I first wrote the following passage on December 28th, 2010. On that day many Christians observed the Feast of the Holy Innocents, the memorial to the first and unwitting martyrs for Christ.
I think of Anne on this day as I think about the parents of those babies, slaughtered by Herod's secret police in a pogrom intended just to make sure that no peasant pretenders would arise to trouble Herod's horrendous rule. There is no news here, of course. Bloody old Herod had murdered sons and wife and colleagues and friends to protect his power. What were the lives of a few dozen infants in that nondescript little hick town of Bethlehem?
Why? Perhaps the parents asked this. Why did my baby die? What purpose could such slaughter accomplish, other than the agenda of that half-Idumean tyrant on the Jerusalem throne? This is a question that haunts me sometimes, and must haunt anyone who loses love through tragedy. What could be accomplished in Anne's dying? Why did it happen?

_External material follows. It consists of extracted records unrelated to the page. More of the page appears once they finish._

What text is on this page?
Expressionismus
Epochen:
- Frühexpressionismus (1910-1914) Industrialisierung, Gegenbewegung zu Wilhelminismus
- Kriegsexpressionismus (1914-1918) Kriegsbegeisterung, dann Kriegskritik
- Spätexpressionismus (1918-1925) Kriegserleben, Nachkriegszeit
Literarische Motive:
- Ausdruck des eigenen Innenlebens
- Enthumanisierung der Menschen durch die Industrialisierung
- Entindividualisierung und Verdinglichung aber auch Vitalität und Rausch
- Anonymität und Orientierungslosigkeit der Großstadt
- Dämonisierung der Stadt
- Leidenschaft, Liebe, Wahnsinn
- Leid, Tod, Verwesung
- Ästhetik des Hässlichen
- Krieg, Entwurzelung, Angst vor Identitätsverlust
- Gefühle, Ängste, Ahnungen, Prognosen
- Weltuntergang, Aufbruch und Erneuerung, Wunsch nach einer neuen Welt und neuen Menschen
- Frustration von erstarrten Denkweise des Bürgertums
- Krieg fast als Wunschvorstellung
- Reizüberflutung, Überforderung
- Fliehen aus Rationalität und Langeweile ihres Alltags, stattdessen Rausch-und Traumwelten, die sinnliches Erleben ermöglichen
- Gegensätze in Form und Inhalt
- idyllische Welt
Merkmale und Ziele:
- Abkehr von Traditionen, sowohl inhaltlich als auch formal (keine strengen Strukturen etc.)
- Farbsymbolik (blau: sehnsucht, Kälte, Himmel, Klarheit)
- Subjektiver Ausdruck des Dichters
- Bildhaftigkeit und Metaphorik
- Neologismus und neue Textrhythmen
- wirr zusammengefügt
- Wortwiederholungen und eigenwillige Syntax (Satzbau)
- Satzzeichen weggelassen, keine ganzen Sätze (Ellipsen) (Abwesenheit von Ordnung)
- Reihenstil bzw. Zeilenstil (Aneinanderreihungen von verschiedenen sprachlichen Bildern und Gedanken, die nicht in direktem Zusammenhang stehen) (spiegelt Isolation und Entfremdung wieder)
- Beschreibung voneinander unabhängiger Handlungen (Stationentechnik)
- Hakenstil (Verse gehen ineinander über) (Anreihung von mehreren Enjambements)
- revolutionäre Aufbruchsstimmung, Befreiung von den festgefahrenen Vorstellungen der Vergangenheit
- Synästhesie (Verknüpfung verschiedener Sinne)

A well-meaning soul said to me, "God needed another angel in heaven, so he took Anne." This was early in the process and my personal supply of graciousness was nearing zero. "I needed her more," I said without smiling. After all, God can whip up a new batch of angels in the wink of an eye or the twitch of a finger. Had my Annie died because of a heavenly labor shortage? Had she been abducted through some sort of Divine press gang maneuver to fill up the ranks of the celestial choirs...or in her case because there was an opening in the heavenly nursery? Was God simply too lazy or incompetent to fill the spots Godself?
Of course not. That is merely the foolishness of having nothing helpful to say. God didn't kidnap Anne because angelic recruitment numbers were down. Like the Holy Innocents, she died in the Great Battle that still rages--light against darkness, life versus death, hope against despair, God versus the Evil One. Every war produces casualties. Death is the final enemy to be conquered, and death fights for survival (one of the paradoxes of existence) at every moment.
If anyone wanted her dead, it was the Enemy, the Evil One. If I direct my anger anywhere (and I do), it is against this dark and malevolent power that assassinated her rather than having to face her on the front lines. I hate Death, and I will not surrender to the powers of the Evil One. Anne was a powerful warrior princess for the Eternal Good. She was Xena with a love for children, the poor, and the lonely. She was an Amazon of loving service with breast burned off from the caring. Anne was a juggernaut of joy for babies, puppies and all in need. She was Wonder Woman, packing a bus with diapers for the needy or planning alternative giving opportunities for our congregation. She was a front line trooper who threw herself into the fray.
If anyone wanted her dead, it was the Enemy, the Evil One. Perhaps Anne was marked as a high-value target in this particular battle. There is no question that killing her has had profound secondary effects. I live in the blast radius of that attack every day, and the temptations to despair have been huge. Collateral damage among those of us who loved her has been extreme.
But the Enemy made a strategic error. Even in her dying, Anne carried the fight to the Enemy with her courage, determination, and love. Her dying was another victory in the war, a witness in itself to the powers of Faith, Hope and Love. As I carried a check to the Nebraska Synod offices for Tanzania ministry in Anne's name, another victory was won. As I bring a gift to the Bryan School of Nursing, the battle continues. Even as I shared her clothing with the Bridges to Hope warehouse, she continues to give life to those in need.
Our Annie was no kidnapped slave, no dancing girl in the heavenly courts. She was an Innocent who was slaughtered, but she died for the cause. She was a soldier in the battle. She gave her life everyday for Love, for the Innocent who died first for her. What I know today is that my life is taken up in that same battle. We worked and fought together for a lifetime--her lifetime--in that great battle. I promise, dear one, in the name of Jesus to continue the fight. It has been a privilege to serve with you.